A lot has happened since I last blogged and I think I'm finally at a good point to get it all out there. After a very successful year at the Art Institute of Nashville I spend some time in Lawrenceburg, TN working at a state fair with an independent concession stand thanks to a good friend of mine. The money I earned there was the stepping stone of being able to take my travel to Arlington, VA where I planned on starting the new quarter at the Art Institute there. I spent a couple weeks getting to know the area and getting out applications for work and then took a trip again in October to Columbia, SC where I worked again with the same independent concession stand. The people I met both in Lawrenceburg and in Columbia will forever be in my heart. They are like family to each other and it didn't take long before I was welcomed into their circle. 







I met so many amazing people when I was in Tennessee and I will never forget any of them. We entertained ourselves with weekly kickball, cliff jumping and camping at the dam, tattoo parties, adopting animals (usually my fault … woops), partying like there was no tomorrow, midnight swimming, and enjoying every minute of it.










Being in Lawrenceburg especially made me reevaluate my life and what I want for my future. Family is such an instilled value of their lives along with hard work and a certain toughness that I hadn't experienced before. 

I was in Virginia until November 8th and ended up having to move back in with my mom and step dad and the girls. I was sitting in the room with everyone, making the last arrangements for my transfer when dad said it was too much and he was done helping with my loan. I tried negotiating a few different ideas with him but, in the end, it was time to just let it go. So I got a job in Morgantown and have been working on getting out of debt since I've been back. Hopefully everything will be completed in a couple months and I can revisit my journey in education. 

At first I wanted to look into schools that were close to home so that I could visit my family and friends whenever I wanted to. But after being back, I've come to realize with a heavy heart that there really isn't anything back here for me. I need to accept it and move on. I have a few really good friends who I know I can count on and who I want to be friends with for the rest of my life but most of the people I decided to surround myself with when I was in high school either were just the wrong people or have grown into people who I don't like or very much care for anymore. So much hate and vengeance and maliciousness that I don't want in my life if I'm going to continue moving forward. 

I'm starting over in a lot of different ways.

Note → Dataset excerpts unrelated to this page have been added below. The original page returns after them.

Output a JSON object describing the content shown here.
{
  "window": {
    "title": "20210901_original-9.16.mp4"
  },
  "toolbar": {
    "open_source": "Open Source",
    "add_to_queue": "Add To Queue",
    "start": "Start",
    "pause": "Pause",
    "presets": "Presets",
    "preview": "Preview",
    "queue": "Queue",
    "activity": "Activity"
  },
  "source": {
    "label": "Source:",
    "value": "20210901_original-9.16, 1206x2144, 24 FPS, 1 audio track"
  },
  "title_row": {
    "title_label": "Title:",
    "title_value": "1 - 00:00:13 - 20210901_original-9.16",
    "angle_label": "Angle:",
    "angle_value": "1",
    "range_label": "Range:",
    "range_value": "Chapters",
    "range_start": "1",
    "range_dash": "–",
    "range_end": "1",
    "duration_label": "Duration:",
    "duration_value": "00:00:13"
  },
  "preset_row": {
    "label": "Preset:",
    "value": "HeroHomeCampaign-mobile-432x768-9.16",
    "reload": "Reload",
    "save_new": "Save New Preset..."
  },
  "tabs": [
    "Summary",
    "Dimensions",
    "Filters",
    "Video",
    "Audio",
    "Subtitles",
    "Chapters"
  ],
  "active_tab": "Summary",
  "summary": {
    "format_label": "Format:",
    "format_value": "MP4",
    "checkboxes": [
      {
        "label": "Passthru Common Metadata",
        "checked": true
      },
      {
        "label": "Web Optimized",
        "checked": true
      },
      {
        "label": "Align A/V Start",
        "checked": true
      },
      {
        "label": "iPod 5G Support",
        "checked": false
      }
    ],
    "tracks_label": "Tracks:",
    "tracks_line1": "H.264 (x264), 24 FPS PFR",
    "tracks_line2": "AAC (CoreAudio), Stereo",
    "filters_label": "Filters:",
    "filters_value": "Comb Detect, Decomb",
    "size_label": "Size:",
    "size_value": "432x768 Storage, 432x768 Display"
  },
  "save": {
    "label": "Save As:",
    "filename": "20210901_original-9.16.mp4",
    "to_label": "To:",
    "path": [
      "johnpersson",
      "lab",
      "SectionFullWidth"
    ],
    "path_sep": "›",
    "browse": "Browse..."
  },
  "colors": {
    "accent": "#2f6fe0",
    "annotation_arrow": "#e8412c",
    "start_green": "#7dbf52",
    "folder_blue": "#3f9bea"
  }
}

Another way is that Julia and I broke up. My stomach feels sick when I think about it from time to time but it was the right thing to do. I've come to accept that we're not going to have what we used to have and she wasn't willing to work through what we still had so it was a lost cause. It was definitely time to say our goodbyes. 



So I've decided Canada, people. It's time for me to stop living for other people and finally live for myself. I'm going to take care of school on my own and start my life out in the world yet again. This is a start that I'm not used to though. One where I will have everything taken care of. One where I'm not leaving a mess in tow. One where I can truly refresh my mind and body and life in general. Cost of school in Canada is surprisingly less than it is in the states. What you pay for one year here, you easily pay for 3 years there. And, aren't I always saying travel is the best way to keep your mind fresh and vigor?